The Variable You Can’t Touch: Advances in Mental Health Measurements

You cannot touch mental health impairments, so how best can we measure them? Adaptive testing may be the answer.


In a session titled “Virtual and Electronic Assessment and Intervention Tools: Advances in Mental Health Measurement” at the 2022 APSARD Virtual Conference, Robert Gibbons, PhD, a professor of biostatistics at the University of Chicago, discussed the subjectivity of mental health measurement and how problems arise in emergency departments, primary care, pediatric clinics, child welfare systems, judicial systems, and more.

“Measurement is so much easier and more precise—seemingly—in the physical sciences than it is in social sciences,” said Gibbons. “With mental health measurements, we now are trying to measure a latent variable that I can't put my hands on, and I can't really know what it is. What I can learn about it is from its manifestations.”

The goal of Gibbons’ presentation, he shared, was to figure out a way to boost the precision of measurement of this latent variable by using the smallest yet optimal number of items. The solution is computerized adaptive testing (CAT), in which different individuals may receive different scale items that are targeted to their specific impairment level.

By using multidimensional item response theory, researchers like Gibbons have developed adaptive ADHD, depression, anxiety, mania, posttraumatic stress disorder, psychosis, substance abuse, suicidality, and social determinants of health tests. Adaptive testing works by administering a question with medium severity, estimating the severity based on the response to this initial question, then selecting the next most informative question. The questioning ends when the desired precision of measurement has been reached.
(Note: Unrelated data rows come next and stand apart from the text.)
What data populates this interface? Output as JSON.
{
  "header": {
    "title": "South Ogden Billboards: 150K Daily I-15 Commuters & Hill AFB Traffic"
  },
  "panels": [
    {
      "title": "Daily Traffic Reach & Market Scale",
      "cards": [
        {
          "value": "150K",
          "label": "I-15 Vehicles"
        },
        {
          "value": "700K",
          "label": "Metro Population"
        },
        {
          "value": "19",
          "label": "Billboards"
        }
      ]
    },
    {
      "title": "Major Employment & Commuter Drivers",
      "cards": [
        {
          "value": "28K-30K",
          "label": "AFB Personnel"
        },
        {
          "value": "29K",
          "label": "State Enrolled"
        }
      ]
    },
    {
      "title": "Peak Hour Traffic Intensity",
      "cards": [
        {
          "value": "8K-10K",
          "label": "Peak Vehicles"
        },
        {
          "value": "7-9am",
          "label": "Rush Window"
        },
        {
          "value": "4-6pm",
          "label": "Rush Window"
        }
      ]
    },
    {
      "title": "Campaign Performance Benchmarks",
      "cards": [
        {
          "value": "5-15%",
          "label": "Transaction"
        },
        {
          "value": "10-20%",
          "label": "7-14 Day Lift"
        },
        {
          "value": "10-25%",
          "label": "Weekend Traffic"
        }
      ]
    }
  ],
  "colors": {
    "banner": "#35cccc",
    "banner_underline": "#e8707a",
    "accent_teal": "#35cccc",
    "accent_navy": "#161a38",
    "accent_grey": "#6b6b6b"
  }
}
This shifts away from small, fixed length tests with uncertain psychometric properties to large item banks that draw an optimal, smaller subset of items for each individual, meant to specifically target their type and level of impairment.

“These measures provide constant precision of measurement throughout the entire severity continuum,” said Gibbons. “The items are targeted to a patient specific level of severity at that point in time. Different questions are asked upon repeated administration, eliminating response bias produced by repeatedly asking the same questions over and over.”
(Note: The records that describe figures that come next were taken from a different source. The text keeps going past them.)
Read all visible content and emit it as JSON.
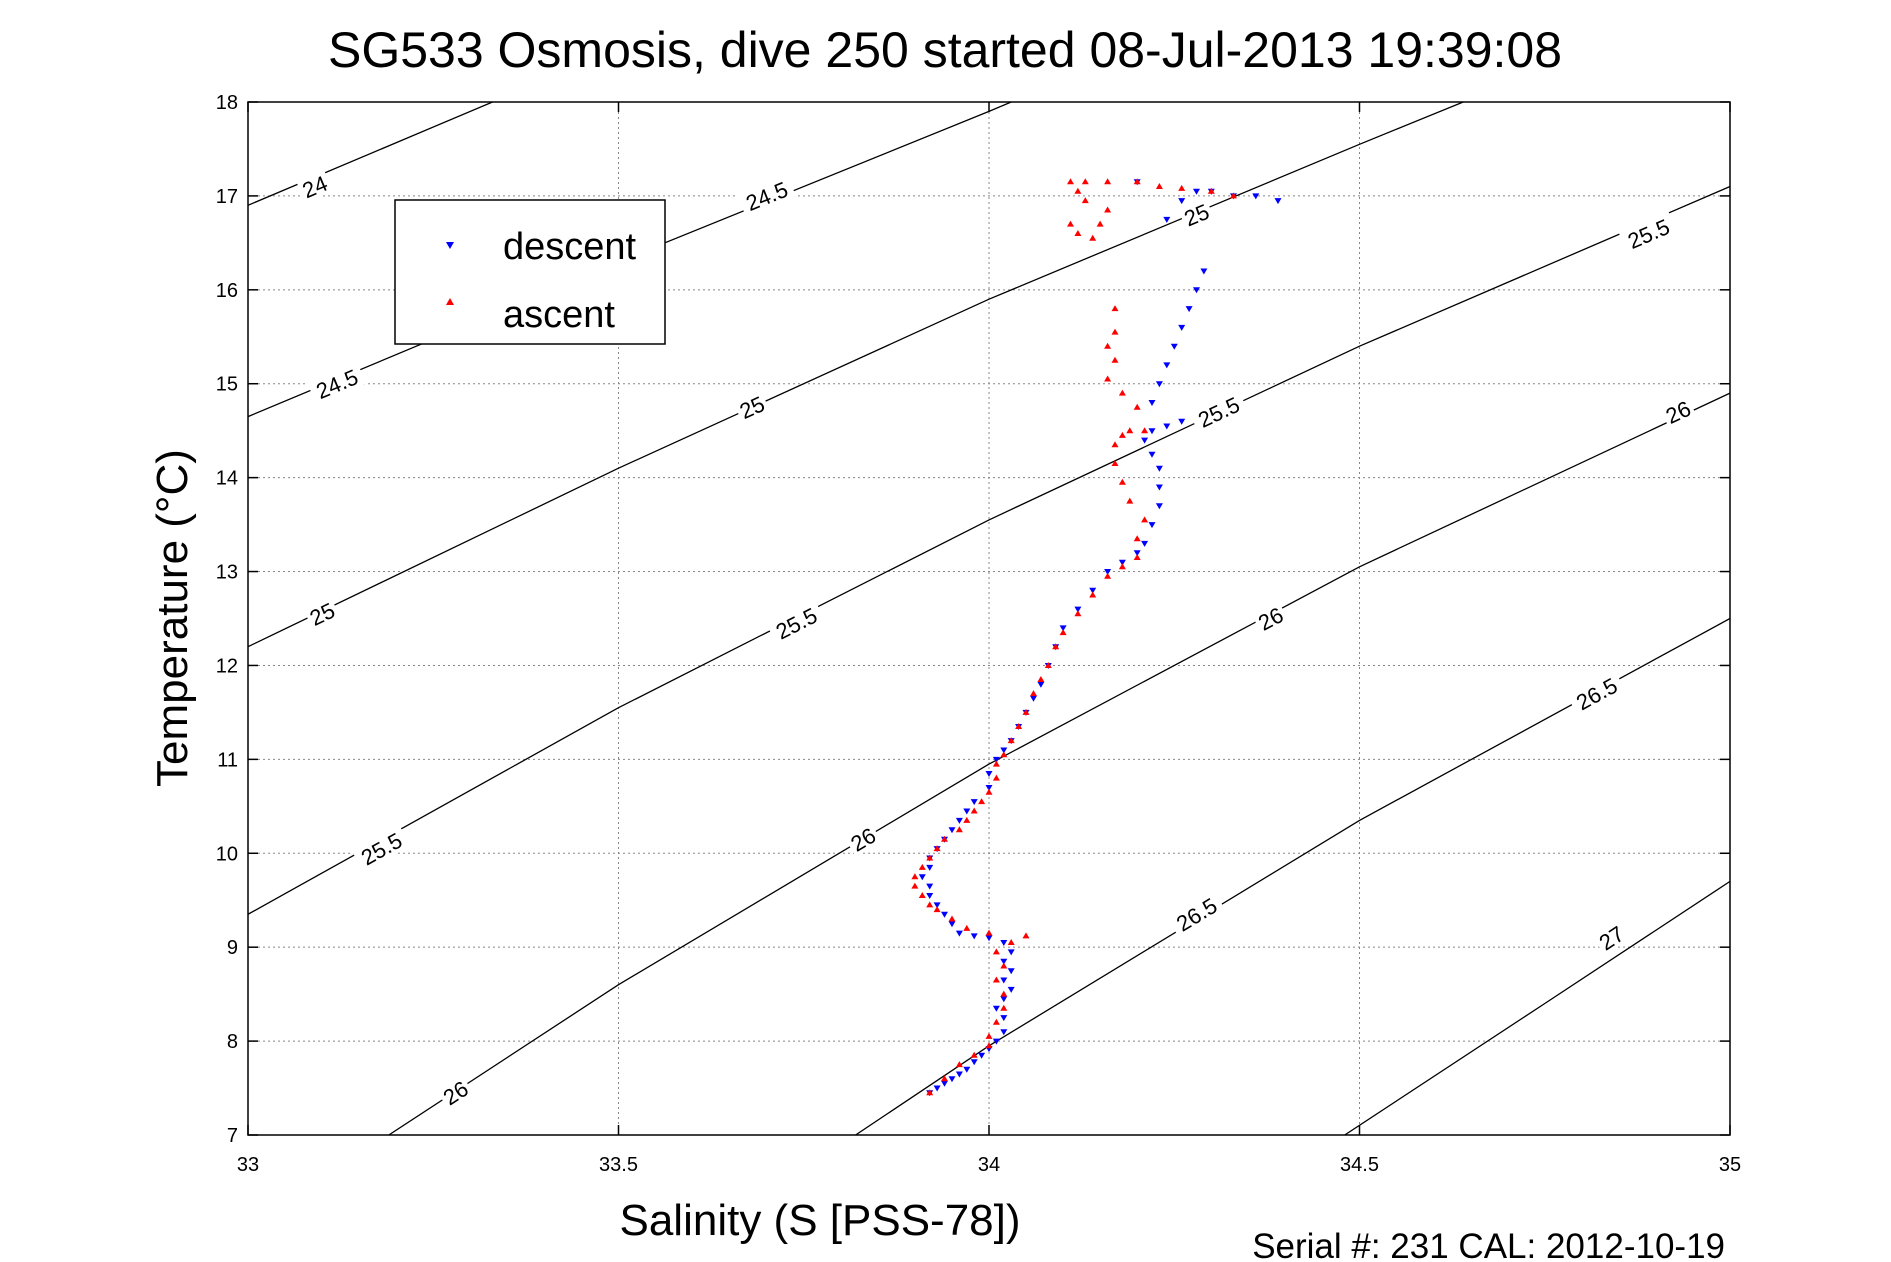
{
  "chart_data": {
    "type": "scatter",
    "title": "SG533 Osmosis, dive 250 started 08-Jul-2013 19:39:08",
    "xlabel": "Salinity (S [PSS-78])",
    "ylabel": "Temperature (°C)",
    "xlim": [
      33,
      35
    ],
    "ylim": [
      7,
      18
    ],
    "x_ticks": [
      "33",
      "33.5",
      "34",
      "34.5",
      "35"
    ],
    "y_ticks": [
      "7",
      "8",
      "9",
      "10",
      "11",
      "12",
      "13",
      "14",
      "15",
      "16",
      "17",
      "18"
    ],
    "grid": true,
    "legend_position": "top-left",
    "footer": "Serial #: 231  CAL: 2012-10-19",
    "colors": {
      "descent": "#0000ff",
      "ascent": "#ff0000",
      "contour": "#000000"
    },
    "contours": [
      {
        "sigma": 24.0,
        "points": [
          [
            33.0,
            16.9
          ],
          [
            33.33,
            18.0
          ]
        ],
        "labels": [
          {
            "text": "24",
            "x": 33.09,
            "y": 17.1
          }
        ]
      },
      {
        "sigma": 24.5,
        "points": [
          [
            33.0,
            14.65
          ],
          [
            33.5,
            16.3
          ],
          [
            34.0,
            17.9
          ],
          [
            34.03,
            18.0
          ]
        ],
        "labels": [
          {
            "text": "24.5",
            "x": 33.12,
            "y": 15.0
          },
          {
            "text": "24.5",
            "x": 33.7,
            "y": 17.0
          }
        ]
      },
      {
        "sigma": 25.0,
        "points": [
          [
            33.0,
            12.2
          ],
          [
            33.5,
            14.1
          ],
          [
            34.0,
            15.9
          ],
          [
            34.5,
            17.55
          ],
          [
            34.64,
            18.0
          ]
        ],
        "labels": [
          {
            "text": "25",
            "x": 33.1,
            "y": 12.55
          },
          {
            "text": "25",
            "x": 33.68,
            "y": 14.75
          },
          {
            "text": "25",
            "x": 34.28,
            "y": 16.8
          }
        ]
      },
      {
        "sigma": 25.5,
        "points": [
          [
            33.0,
            9.35
          ],
          [
            33.5,
            11.55
          ],
          [
            34.0,
            13.55
          ],
          [
            34.5,
            15.4
          ],
          [
            35.0,
            17.1
          ]
        ],
        "labels": [
          {
            "text": "25.5",
            "x": 33.18,
            "y": 10.05
          },
          {
            "text": "25.5",
            "x": 33.74,
            "y": 12.45
          },
          {
            "text": "25.5",
            "x": 34.31,
            "y": 14.7
          },
          {
            "text": "25.5",
            "x": 34.89,
            "y": 16.6
          }
        ]
      },
      {
        "sigma": 26.0,
        "points": [
          [
            33.19,
            7.0
          ],
          [
            33.5,
            8.6
          ],
          [
            34.0,
            10.95
          ],
          [
            34.5,
            13.05
          ],
          [
            35.0,
            14.9
          ]
        ],
        "labels": [
          {
            "text": "26",
            "x": 33.28,
            "y": 7.45
          },
          {
            "text": "26",
            "x": 33.83,
            "y": 10.15
          },
          {
            "text": "26",
            "x": 34.38,
            "y": 12.5
          },
          {
            "text": "26",
            "x": 34.93,
            "y": 14.7
          }
        ]
      },
      {
        "sigma": 26.5,
        "points": [
          [
            33.82,
            7.0
          ],
          [
            34.0,
            7.95
          ],
          [
            34.5,
            10.35
          ],
          [
            35.0,
            12.5
          ]
        ],
        "labels": [
          {
            "text": "26.5",
            "x": 34.28,
            "y": 9.35
          },
          {
            "text": "26.5",
            "x": 34.82,
            "y": 11.7
          }
        ]
      },
      {
        "sigma": 27.0,
        "points": [
          [
            34.48,
            7.0
          ],
          [
            34.75,
            8.4
          ],
          [
            35.0,
            9.7
          ]
        ],
        "labels": [
          {
            "text": "27",
            "x": 34.84,
            "y": 9.1
          }
        ]
      }
    ],
    "series": [
      {
        "name": "descent",
        "marker": "triangle-down",
        "points": [
          [
            33.92,
            7.45
          ],
          [
            33.93,
            7.5
          ],
          [
            33.94,
            7.55
          ],
          [
            33.95,
            7.6
          ],
          [
            33.96,
            7.65
          ],
          [
            33.97,
            7.7
          ],
          [
            33.98,
            7.78
          ],
          [
            33.99,
            7.85
          ],
          [
            34.0,
            7.92
          ],
          [
            34.01,
            8.0
          ],
          [
            34.02,
            8.1
          ],
          [
            34.02,
            8.25
          ],
          [
            34.01,
            8.35
          ],
          [
            34.02,
            8.45
          ],
          [
            34.03,
            8.55
          ],
          [
            34.02,
            8.65
          ],
          [
            34.03,
            8.75
          ],
          [
            34.02,
            8.85
          ],
          [
            34.03,
            8.95
          ],
          [
            34.02,
            9.05
          ],
          [
            34.0,
            9.1
          ],
          [
            33.98,
            9.12
          ],
          [
            33.96,
            9.15
          ],
          [
            33.95,
            9.25
          ],
          [
            33.94,
            9.35
          ],
          [
            33.93,
            9.45
          ],
          [
            33.92,
            9.55
          ],
          [
            33.92,
            9.65
          ],
          [
            33.91,
            9.75
          ],
          [
            33.92,
            9.85
          ],
          [
            33.92,
            9.95
          ],
          [
            33.93,
            10.05
          ],
          [
            33.94,
            10.15
          ],
          [
            33.95,
            10.25
          ],
          [
            33.96,
            10.35
          ],
          [
            33.97,
            10.45
          ],
          [
            33.98,
            10.55
          ],
          [
            34.0,
            10.7
          ],
          [
            34.0,
            10.85
          ],
          [
            34.01,
            11.0
          ],
          [
            34.02,
            11.1
          ],
          [
            34.03,
            11.2
          ],
          [
            34.04,
            11.35
          ],
          [
            34.05,
            11.5
          ],
          [
            34.06,
            11.65
          ],
          [
            34.07,
            11.8
          ],
          [
            34.08,
            12.0
          ],
          [
            34.09,
            12.2
          ],
          [
            34.1,
            12.4
          ],
          [
            34.12,
            12.6
          ],
          [
            34.14,
            12.8
          ],
          [
            34.16,
            13.0
          ],
          [
            34.18,
            13.1
          ],
          [
            34.2,
            13.2
          ],
          [
            34.21,
            13.3
          ],
          [
            34.22,
            13.5
          ],
          [
            34.23,
            13.7
          ],
          [
            34.23,
            13.9
          ],
          [
            34.23,
            14.1
          ],
          [
            34.22,
            14.25
          ],
          [
            34.21,
            14.4
          ],
          [
            34.22,
            14.5
          ],
          [
            34.24,
            14.55
          ],
          [
            34.26,
            14.6
          ],
          [
            34.22,
            14.8
          ],
          [
            34.23,
            15.0
          ],
          [
            34.24,
            15.2
          ],
          [
            34.25,
            15.4
          ],
          [
            34.26,
            15.6
          ],
          [
            34.27,
            15.8
          ],
          [
            34.28,
            16.0
          ],
          [
            34.29,
            16.2
          ],
          [
            34.24,
            16.75
          ],
          [
            34.26,
            16.95
          ],
          [
            34.28,
            17.05
          ],
          [
            34.3,
            17.05
          ],
          [
            34.33,
            17.0
          ],
          [
            34.36,
            17.0
          ],
          [
            34.39,
            16.95
          ],
          [
            34.2,
            17.15
          ]
        ]
      },
      {
        "name": "ascent",
        "marker": "triangle-up",
        "points": [
          [
            33.92,
            7.45
          ],
          [
            33.94,
            7.6
          ],
          [
            33.96,
            7.75
          ],
          [
            33.98,
            7.85
          ],
          [
            34.0,
            7.95
          ],
          [
            34.0,
            8.05
          ],
          [
            34.01,
            8.2
          ],
          [
            34.02,
            8.35
          ],
          [
            34.02,
            8.5
          ],
          [
            34.01,
            8.65
          ],
          [
            34.02,
            8.8
          ],
          [
            34.01,
            8.95
          ],
          [
            34.03,
            9.05
          ],
          [
            34.05,
            9.12
          ],
          [
            34.0,
            9.15
          ],
          [
            33.97,
            9.2
          ],
          [
            33.95,
            9.3
          ],
          [
            33.93,
            9.4
          ],
          [
            33.92,
            9.45
          ],
          [
            33.91,
            9.55
          ],
          [
            33.9,
            9.65
          ],
          [
            33.9,
            9.75
          ],
          [
            33.91,
            9.85
          ],
          [
            33.92,
            9.95
          ],
          [
            33.93,
            10.05
          ],
          [
            33.94,
            10.15
          ],
          [
            33.96,
            10.25
          ],
          [
            33.97,
            10.35
          ],
          [
            33.98,
            10.45
          ],
          [
            33.99,
            10.55
          ],
          [
            34.0,
            10.65
          ],
          [
            34.01,
            10.8
          ],
          [
            34.01,
            10.95
          ],
          [
            34.02,
            11.05
          ],
          [
            34.03,
            11.2
          ],
          [
            34.04,
            11.35
          ],
          [
            34.05,
            11.5
          ],
          [
            34.06,
            11.7
          ],
          [
            34.07,
            11.85
          ],
          [
            34.08,
            12.0
          ],
          [
            34.09,
            12.2
          ],
          [
            34.1,
            12.35
          ],
          [
            34.12,
            12.55
          ],
          [
            34.14,
            12.75
          ],
          [
            34.16,
            12.95
          ],
          [
            34.18,
            13.05
          ],
          [
            34.2,
            13.15
          ],
          [
            34.2,
            13.35
          ],
          [
            34.21,
            13.55
          ],
          [
            34.19,
            13.75
          ],
          [
            34.18,
            13.95
          ],
          [
            34.17,
            14.15
          ],
          [
            34.17,
            14.35
          ],
          [
            34.19,
            14.5
          ],
          [
            34.21,
            14.5
          ],
          [
            34.2,
            14.75
          ],
          [
            34.18,
            14.9
          ],
          [
            34.16,
            15.05
          ],
          [
            34.17,
            15.25
          ],
          [
            34.16,
            15.4
          ],
          [
            34.17,
            15.55
          ],
          [
            34.17,
            15.8
          ],
          [
            34.14,
            16.55
          ],
          [
            34.15,
            16.7
          ],
          [
            34.16,
            16.85
          ],
          [
            34.13,
            16.95
          ],
          [
            34.12,
            17.05
          ],
          [
            34.11,
            17.15
          ],
          [
            34.13,
            17.15
          ],
          [
            34.16,
            17.15
          ],
          [
            34.2,
            17.15
          ],
          [
            34.23,
            17.1
          ],
          [
            34.26,
            17.08
          ],
          [
            34.3,
            17.05
          ],
          [
            34.33,
            17.0
          ],
          [
            34.12,
            16.6
          ],
          [
            34.11,
            16.7
          ],
          [
            34.18,
            14.45
          ]
        ]
      }
    ]
  }
}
The results, Gibbons shared, are promising, showing remarkable increases in precision of measurement and decreases in patient burden. For example, the K-CAT, used in children, had an 80% compliance rate in a diverse population, and was reported by youth and caregivers to be easy to use.

“We spend billions of dollars on biological measurements, yet we validate them using Stone Age clinical measurements. We can and should do so much better,” finished Gibbons.